Chris Diaz: Drones, the game changer in ever-evolving world of technology


Delivering medical supplies with drones in remote rural areas is a logical application because their technological advantages can aid in delivery performance and coverage, but there’s a trade-off with cost.

Photo credit: File | Shutterstock

Technology is revolutionising the way we live, and even the most rigid have chosen to embrace new innovations and automation in business.

One of the most significant new innovations is drone technology, whose popularity is rapidly growing, with the gadgets already breaking through rigid traditional barriers.

The last few years have seen drones adopted and their usage expanded across industries all over the world.

Since 2019, data shows a steady growth and accelerated shipment of internet of things enterprise drones for retail fulfilment worldwide.

Uses of drones

From guarding sensitive military installations to being flown by hobbyists throughout the world, drone technology has developed and prospered in the last few years.

Individuals, commercial entities and governments have realised that drones have multiple useful features, including many special technical, security and commercial programmes.

Military usage of drones is the core application nowadays. Used as target decoys, for combat missions, research and development and for supervision, drones are part and parcel of military forces across the globe.

Globe Newswire data shows that the global military drone market is projected to reach over $23.78 billion by 2027. Military spending also tends to come in larger increments.

Commercial usage of drones is gaining and has become the talk of the hour, as multiple industries, including manufacturers, work with drones as part of their daily regular logistics business functions.

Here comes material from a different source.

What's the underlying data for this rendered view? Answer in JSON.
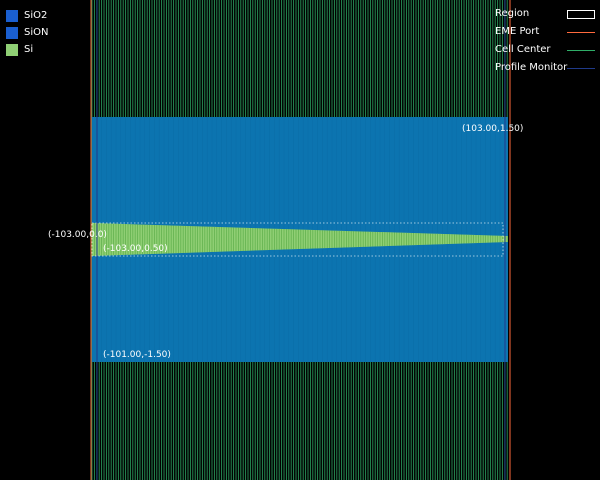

The drone services market is expected to grow from $4.4 billion in 2018 to more than $63.6 billion by 2025 and consumer drone shipments were predicted to hit over $29 million by the end of 2021.

In conservation and wildlife, drones are used to count, study and protect animals from harm. They can record vast amounts of data more quickly.

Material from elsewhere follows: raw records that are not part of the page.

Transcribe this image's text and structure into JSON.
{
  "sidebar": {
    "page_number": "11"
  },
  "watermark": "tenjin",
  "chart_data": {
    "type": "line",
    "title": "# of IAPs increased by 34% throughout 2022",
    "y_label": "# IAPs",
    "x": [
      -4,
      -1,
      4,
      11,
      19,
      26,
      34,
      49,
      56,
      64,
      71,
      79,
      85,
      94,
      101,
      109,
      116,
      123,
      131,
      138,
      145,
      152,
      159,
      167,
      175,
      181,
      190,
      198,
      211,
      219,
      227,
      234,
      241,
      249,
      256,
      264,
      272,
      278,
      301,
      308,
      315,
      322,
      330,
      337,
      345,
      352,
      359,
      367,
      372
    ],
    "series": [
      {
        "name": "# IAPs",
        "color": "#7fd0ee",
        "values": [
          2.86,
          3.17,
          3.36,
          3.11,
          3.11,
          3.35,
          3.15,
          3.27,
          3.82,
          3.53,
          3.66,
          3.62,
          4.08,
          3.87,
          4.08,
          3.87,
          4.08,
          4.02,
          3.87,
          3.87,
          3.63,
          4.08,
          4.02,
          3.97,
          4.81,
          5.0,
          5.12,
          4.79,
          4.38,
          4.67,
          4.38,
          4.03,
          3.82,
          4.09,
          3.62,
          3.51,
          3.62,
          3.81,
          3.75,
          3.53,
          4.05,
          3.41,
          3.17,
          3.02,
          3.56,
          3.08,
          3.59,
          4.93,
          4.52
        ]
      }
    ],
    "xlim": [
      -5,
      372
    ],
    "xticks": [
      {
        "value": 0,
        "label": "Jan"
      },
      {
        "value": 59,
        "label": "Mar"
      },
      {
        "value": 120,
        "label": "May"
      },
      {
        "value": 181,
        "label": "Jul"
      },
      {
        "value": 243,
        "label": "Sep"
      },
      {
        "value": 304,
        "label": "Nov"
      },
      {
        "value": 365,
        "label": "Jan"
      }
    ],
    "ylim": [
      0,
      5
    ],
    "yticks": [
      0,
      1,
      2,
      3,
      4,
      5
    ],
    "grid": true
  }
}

Drones can provide low-cost and low-impact solutions to environmentalists working in a variety of ecosystems.

In security, drones can provide a unique tool for personnel and emergency responders, allowing real-time visibility and immediate action.

Security personnel can detect vulnerabilities in facilities and structures ordinarily unseen through traditional monitoring.

Drones can be utilised to further investigate possible security threats initially identified via fixed camera placements along roadways and at intersections and building perimeters.

Tests have shown the limitations of using sprays to control pests but it has been suggested that using a fleet of drones might be more effective.

An empirical example is when the United Nations tested drones equipped with mapping sensors and atomizers to spray pesticides in parts of East Africa battling an invasion of desert locusts that were ravaging crops and exacerbating a hunger crisis.

In media and film production, drones are revolutionising the way things are done. They are used to film and take amazing artistic shots that create adrenalin-filled action sequences, literal birds' eye views, dramatic panoramas and more.

Drones have propelled the art of photography and videography to fantastic new heights. They have opened up a myriad of scientific possibilities for photographers, videographers and casual hobbyists alike.

In parcel shipping, the interest in drone use for last-mile delivery has been growing in many companies across industries.

Multiple factors affect adoption in the market, such as airspace regulation, technology capability and feasibility. There are specific types of cargo that could justify drones for last-mile delivery.

Customer experience will become mind-blowing with timely and efficient home doorstep deliveries.

Delivering medical supplies with drones in remote rural areas is a logical application because their technological advantages can aid in delivery performance and coverage, but there’s a trade-off with cost.

Both vaccine and healthcare products can reach people across every type of landscape in the world.

The future of drones

Drone technology is constantly evolving. Smart drones with built-in safeguards and compliance tech, smart accurate sensors, and self-monitoring capabilities are the next big revolution that would provide new opportunities in the transport, military, logistics, and commercial sectors.

As these technologies continue to improve and grow, drones will become safer and more dependable.

This would allow for subsequent mass adoption of the gadgets, provided strict legislation on drone technology and usage is loosened.
Drones will be a game changer in the expansion of the private and public sectors, and in strategic business using technology and artificial intelligence to give stakeholders state-of-art design, experience and results.